The bread of life

June 23rd, 2021

John 6:24-35

My friends, I invite you to a celebration and an adventure. You are invited to join a growing number of brothers and sisters all over this planet in celebrating the good news that the new age of God is literally transforming this present age! You are invited to join them in the unprecedented adventure of allowing God to use your life to change this world. You are invited to dare to believe that God is conspiring through your life and the lives of others like you to make a difference in his world.

God calls us to hope and to action. Our hope is based on the biblical faith that God is very much alive and is very much the Lord of history. God is, even now, working to bring God’s new future into being.

Our action is made possible by the power of God’s spirit working in our lives to change this world. We are part of that mysterious work that uses the small, the insignificant, the invisible, and the incomprehensible to change the world.

Now, to accept this invitation, you have to do a couple of things. First of all, you have to tune your ear so that you can hear the gospel. For example, in the text for today there are two levels of communication going on. This is characteristic of the Gospel of John, where there is always the message of the surface and then the message of the deeper level of the spirit. In today’s lesson we read about the “bread of life.” We know this is a message for the deeper part of us. Jesus is not talking about literal bread, but about that which satisfies the hunger of a soul.

And aren’t our souls hungry? Is this hunger what lies behind the insatiable need to consume more and more?

At our home we receive a lot of catalogs advertising all sorts of things. I know you get them too. Have you “heard” the message of these catalogs with their attractive models and beautiful wares? Do you know what they are really saying to us? They’re saying, “You’re not happy. And you won’t be happy until you have what we are selling. Look at us. Don’t we look happy? We are happy! But, you’re not, so place your order today!” And our garages and attics fill to the brim with stuff, and we numb ourselves with alcohol and drugs, all the while trying to satisfy the hunger of the soul!

This reality is what makes the text from the Gospel of John so incredibly relevant. Jesus is the bread of life. Jesus is not magic and neither is Jesus some form of insurance. Jesus is the bread of life that satisfies the hungry soul.

While preparing for this message, I turned to our hymnal and looked up the hymns listed under “Holy Communion.” I found these lines that keep playing in my mind: “You satisfy the hungry heart with gift of finest wheat. Come, give to us, O saving Lord, the bread of life to eat” (“You Satisfy the Hungry Heart,” The United Methodist Hymnal [Nashville: The United Methodist Publishing House, 1989], 629).

The spirit of those lines is captured in a little parable about a holy man who rested beneath a tree at the outskirts of a city. One day he was interrupted by a man who ran to him saying, “The stone! The stone!

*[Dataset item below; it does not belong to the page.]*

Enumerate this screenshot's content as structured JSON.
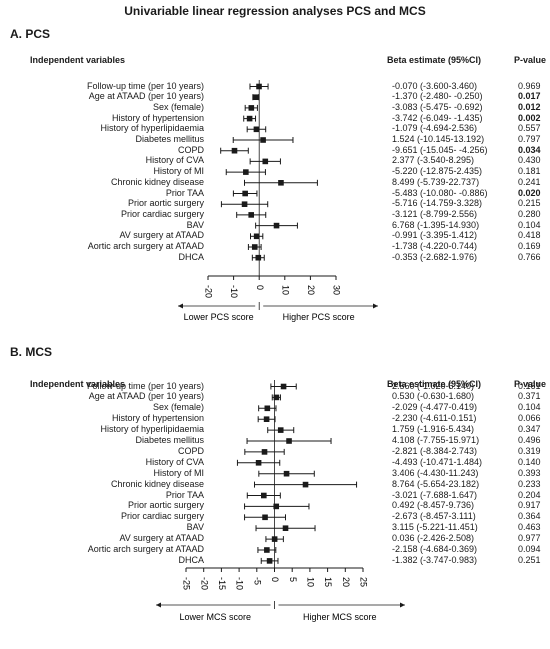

Please give me the stone!” He told how in a dream an angel had spoken to him of a man outside the city who would give him a stone and make him rich forever.

The holy man reached into his pocket and pulled out a large diamond. “Here,” he said, “the angel probably spoke of this. I found it on my journey here. If you want it, you may have it.”

The diamond was as big as his fist and perfect in every way. The man marveled at its beauty, clutched it eagerly, and walked away from the holy man. But that night he could not sleep, and before dawn he woke the holy man saying, “The wealth! The wealth! Give me the wealth that lets you so easily give away the diamond.”

Jesus is the bread of life and in him we satisfy the hungry heart. Why do we come here for worship? Not to simply serve God. That is a pagan idea. We do not have to cajole God to be bounteous to us. God already is bounteous to us, because Jesus is the bread of life. We come to be served; to have Jesus put on the apron and spread a table before us. We come to be sensitized to what God has already given. We come to receive the wealth that lets us give away all our riches. We come for the bread of life.